Je dois constater que, malheureusement, le monde politique porte de plus en plus ce regard simplificateur et réducteur sur le monde de l'économie. Ce dernier a, lui, déserté les bancs politiques et n'a certainement pas fait les efforts de communication nécessaires. Et comme le travers humain est de diaboliser ce qu'il ne connaît pas, un fossé d'incompréhension s'est lentement créé.
Pour ne rien faciliter, dans la même période, le paysage économique s'est beaucoup élargi, et son rythme de fonctionnement accéléré. Cette évolution est aussi une chance! Actuellement, les secteurs économiques tournés vers le marché extérieur se portent mieux que ceux tournés vers l'intérieur ; ce dont tout le monde bénéficie.
Les PME ne suivent plus les processus de croissance que nous avons connus. Le chiffre d'affaires dans certaines branches peut doubler en une année et subir l'évolution inverse l'année suivante. La conquête d'un marché a changé. Il y a peu encore, l'entreprise commençait son activité sur son marché local, s'aventurait ensuite en France, avant de tenter une percée sur le marché suisse alémanique, voire allemand. Aujourd'hui, les entreprises démarrent directement sur plusieurs marchés internationaux. Il est facile de comprendre que les patrons courent la planète sans avoir du temps à consacrer à la politique.
Les parlements ont, de leur côté, évolué aussi. Ils sont majoritairement constitués de députés qui, à un titre ou à un autre, sont dépendants de l'Etat, fonctionnaires, employés du parapublic ou d'organismes subventionnés, retraités de la fonction publique. Leur employeur leur donne le temps d'exercer cette fonction politique. Ils sont généralement bien loin de connaître l'évolution de ce monde économique et les pressions de la concurrence, si ce n'est lors de leur élection. La responsabilité financière de leurs décisions reste extrêmement modeste. Jamais ils n'auront à répondre sur leurs biens des crédits dépensés! Mais leur tâche n'est pas pour autant simple. Le politique doit se battre dans un environnement où il doit trouver la juste place de son action entre les divers niveaux institutionnels et faire face aux contraintes intérieures. Les dossiers qui lui sont soumis sont lourds et extrêmement techniques, souvent dans des domaines économiques d'ailleurs.

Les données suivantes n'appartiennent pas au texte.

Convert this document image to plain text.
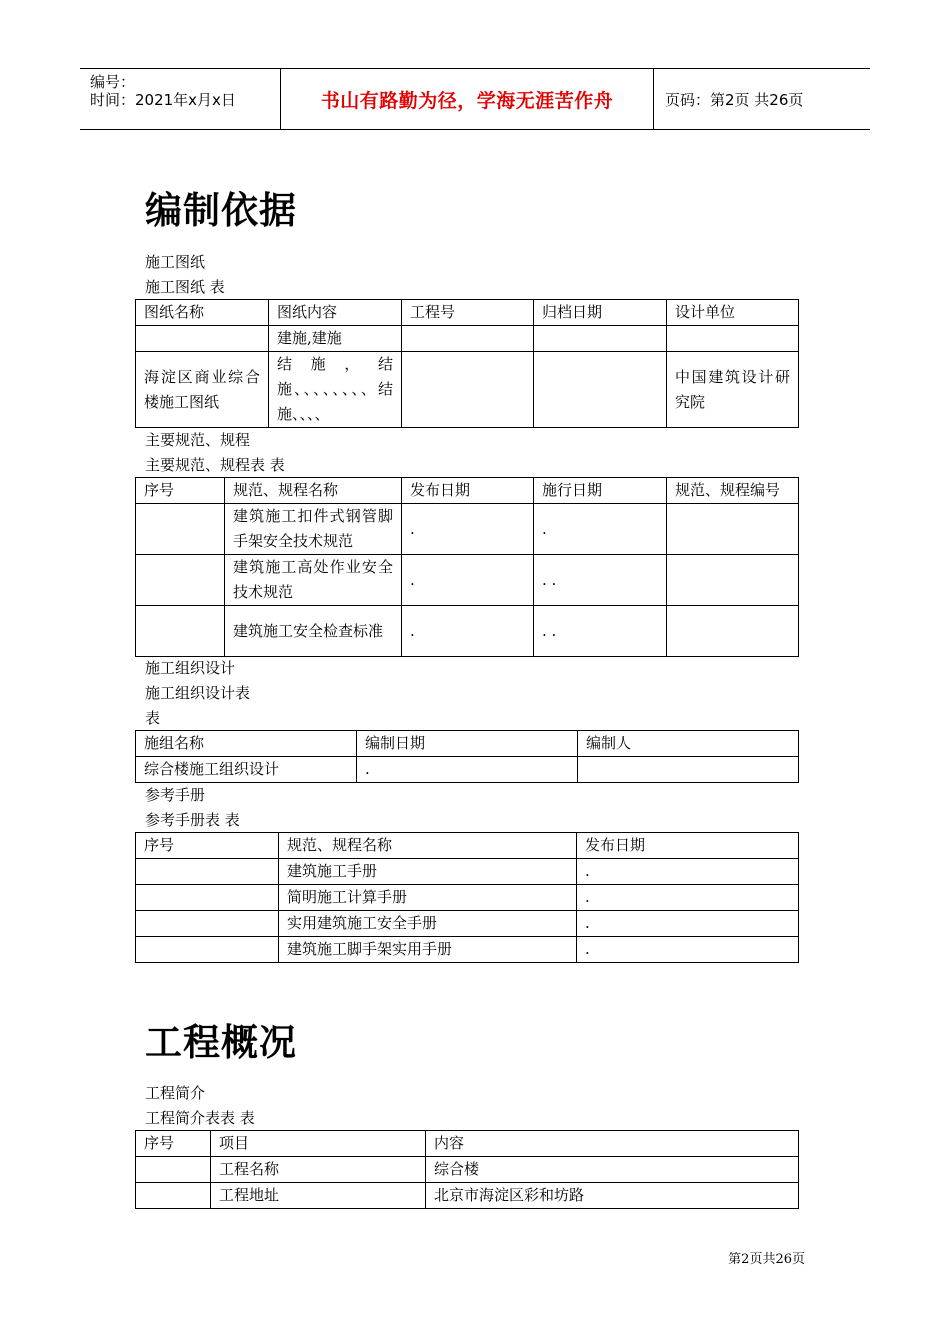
编号：
时间：2021年x月x日	书山有路勤为径，学海无涯苦作舟	页码：第2页 共26页
编制依据
施工图纸
施工图纸 表
图纸名称	图纸内容	工程号	归档日期	设计单位
	建施,建施			
海淀区商业综合楼施工图纸	结施，结施、、、、、、、、结施、、、、			中国建筑设计研究院
主要规范、规程
主要规范、规程表 表
序号	规范、规程名称	发布日期	施行日期	规范、规程编号
	建筑施工扣件式钢管脚手架安全技术规范	.	.	
	建筑施工高处作业安全技术规范	.	. .	
	建筑施工安全检查标准	.	. .	
施工组织设计
施工组织设计表
表
施组名称	编制日期	编制人
综合楼施工组织设计	.	
参考手册
参考手册表 表
序号	规范、规程名称	发布日期
	建筑施工手册	.
	简明施工计算手册	.
	实用建筑施工安全手册	.
	建筑施工脚手架实用手册	.
工程概况
工程简介
工程简介表表 表
序号	项目	内容
	工程名称	综合楼
	工程地址	北京市海淀区彩和坊路
第2页共26页
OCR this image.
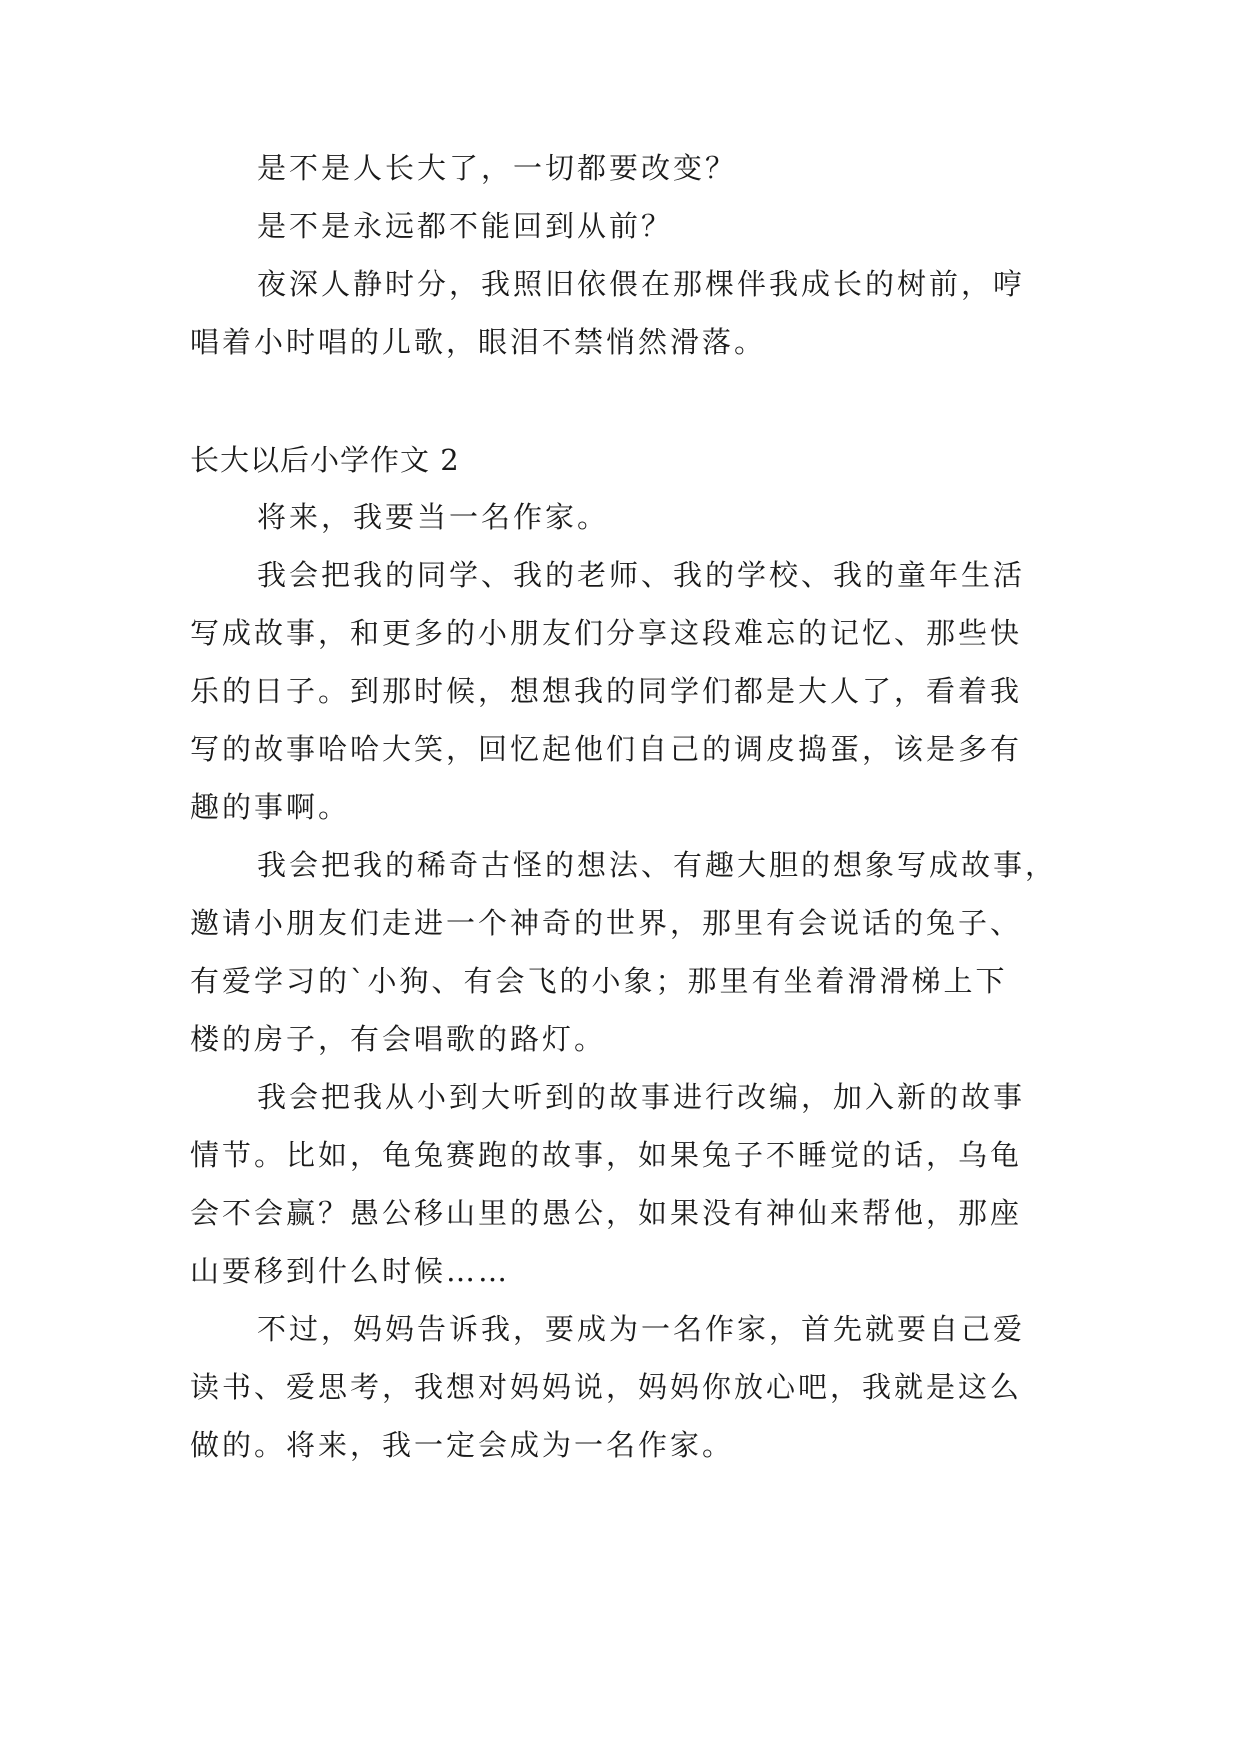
是不是人长大了，一切都要改变？
是不是永远都不能回到从前？
夜深人静时分，我照旧依偎在那棵伴我成长的树前，哼
唱着小时唱的儿歌，眼泪不禁悄然滑落。
长大以后小学作文 2
将来，我要当一名作家。
我会把我的同学、我的老师、我的学校、我的童年生活
写成故事，和更多的小朋友们分享这段难忘的记忆、那些快
乐的日子。到那时候，想想我的同学们都是大人了，看着我
写的故事哈哈大笑，回忆起他们自己的调皮捣蛋，该是多有
趣的事啊。
我会把我的稀奇古怪的想法、有趣大胆的想象写成故事，
邀请小朋友们走进一个神奇的世界，那里有会说话的兔子、
有爱学习的`小狗、有会飞的小象；那里有坐着滑滑梯上下
楼的房子，有会唱歌的路灯。
我会把我从小到大听到的故事进行改编，加入新的故事
情节。比如，龟兔赛跑的故事，如果兔子不睡觉的话，乌龟
会不会赢？愚公移山里的愚公，如果没有神仙来帮他，那座
山要移到什么时候……
不过，妈妈告诉我，要成为一名作家，首先就要自己爱
读书、爱思考，我想对妈妈说，妈妈你放心吧，我就是这么
做的。将来，我一定会成为一名作家。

Il serait pourtant erroné de croire qu'il s'agit de deux mondes séparés. Ils font partie d'un même système et sont interdépendants. Sans la croissance de l'économie, l'Etat n'a pas les moyens d'assumer ses tâches. Sans des conditions-cadre adéquates, l'économie ne peut se développer. Il est urgent de ne pas laisser le fossé se creuser encore. Aux entreprises de laisser la possibilité à leurs collaborateurs de prendre des fonctions politiques. Aux politiques d'être à l'écoute des entreprises… et pas seulement en période électorale!